Welcome to day 28 in the 31-day writing challenge on mental health. Today, I will be discussing dissociation. I used to have a diagnosis of dissociative identity disorder, but dissociation is also common in post-traumatic stress disorder and borderline personality disorder.
Dissociation refers to a detachment from reality: disconnection from one’s surroundings, one’s own body, one’s mental processes or one’s identity. there are five different domains of dissiociation:
- Depersonalization: a disconnection from one’s own body or mental processes. People who experience depersonalization feel “unreal”.
- Derealization: a disconnection from one’s environment. The world around people who are derealized seems unreal or vague, as if looking through a glass wall.
- Amnesia or memory loss. People who experience dissociative amnesia can be triggered by things that remind them of an unpleasant memory, but they do not remember the unpleasant event. Amnesia can also refer to “time loss”, where the person does not know what happened during a specific time period. Identity amnesia refers to a person not remembering who they are.
- Identity confusion. This refers to being unsure of who one is. I have always believed that everyone has a level of identity confusion, but when I did a structured interview for dissociation, it appeared as though this isn’t really normal.
- Identity alteration or “switching”. This refers to a person becooming “someone else”. This ccan be apparent on the outside, like by the person having a change in non-verbal communication that is unlike them. It can also be apparent on the inside, where the person just feels as though they’re “someone else”.
Dissociation is different from psychosis in that people who dissociate are still aware of reality. Most people with dissociative experiences do not experience delusions or hallucinations, though a PTSD flashback coupled with dissociation can look like it. At least in my case, I’ve appeared quite disorganized and out of my mind when in a flashback.
Dissociation to a certain extent is normal. Most people on occasion get “lost” in a book or movie, for example. When dissociation is more severe, you may have a dissociative disorder. There are several different dissociative disorders.
- Depersonalization/derealization disorder is characterized primarily by depersonalization and/or derealization. This disorder can only be diagnosed if the depersonalization/derealization is not due to another mental disorder, such as a panic disorder.
- Dissociative amnesia is primarily characterized, as the name suggests, by amnesia.

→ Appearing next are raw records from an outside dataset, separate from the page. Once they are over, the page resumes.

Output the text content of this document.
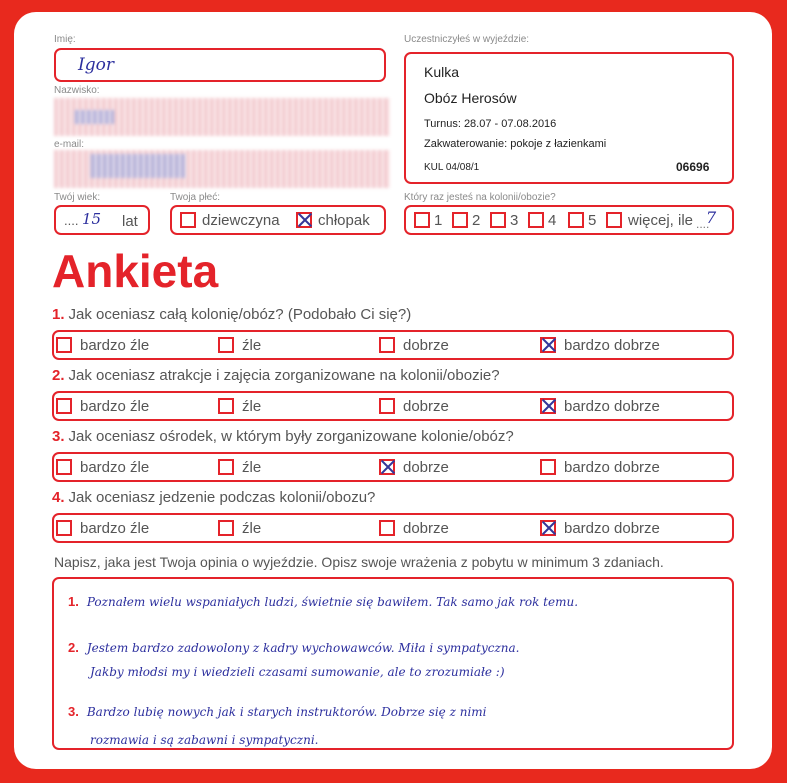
Imię:
Igor
Nazwisko:
e-mail:
Twój wiek:
.... 15 lat
Twoja płeć:
dziewczyna	chłopak
Uczestniczyłeś w wyjeździe:
Kulka
Obóz Herosów
Turnus: 28.07 - 07.08.2016
Zakwaterowanie: pokoje z łazienkami
KUL 04/08/1	06696
Który raz jesteś na kolonii/obozie?
1 2 3 4 5 więcej, ile ....
7
Ankieta
1. Jak oceniasz całą kolonię/obóz? (Podobało Ci się?)
bardzo źle	źle	dobrze	bardzo dobrze
2. Jak oceniasz atrakcje i zajęcia zorganizowane na kolonii/obozie?
bardzo źle	źle	dobrze	bardzo dobrze
3. Jak oceniasz ośrodek, w którym były zorganizowane kolonie/obóz?
bardzo źle	źle	dobrze	bardzo dobrze
4. Jak oceniasz jedzenie podczas kolonii/obozu?
bardzo źle	źle	dobrze	bardzo dobrze
Napisz, jaka jest Twoja opinia o wyjeździe. Opisz swoje wrażenia z pobytu w minimum 3 zdaniach.
1. Poznałem wielu wspaniałych ludzi, świetnie się bawiłem. Tak samo jak rok temu.
2. Jestem bardzo zadowolony z kadry wychowawców. Miła i sympatyczna.
Jakby młodsi my i wiedzieli czasami sumowanie, ale to zrozumiałe :)
3. Bardzo lubię nowych jak i starych instruktorów. Dobrze się z nimi
rozmawia i są zabawni i sympatyczni.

- Dissociative fugue. This is a subtype of dissociative amnesia where the affected person travels away from their home or work and has amnesia for their entire life prior to travelling away. They also often adopt a new identity.
- Dissociative identity disorder is characterized by both amnesia and dissociative phenomena affecting identity, ie. identity confusion and alteration. DID is considered to be the most severe dissociative disorder.
Depersonalization and derealization can, as I said, be part of another mental disorder, such as panic disorder. There is also a subtype of PTSD which is characterized by depersonalization and derealization. Other causes of depersonalization and derealization include stress and certain substances, such as marijuana.
The other dissociative disorders are believed to be trauma-based. Treatment involves psychotherapy. The psychotherapeutic treatment of DID consists of three phases:
- Stabilization. In this phase of treatment, a person learns coping skills to deal with flashbacks, keep themself safe and stay grounded.
- Processing the trauma that caused DID.
- Integration. This can refer to merging of the alters, but also to rehabilitation.
In 2011, Onno van der Hart, Kathy Steele and Suzette Boon published a manual for skills training in the first phase of DID treatment called Coping with Trauma-Related Dissociation.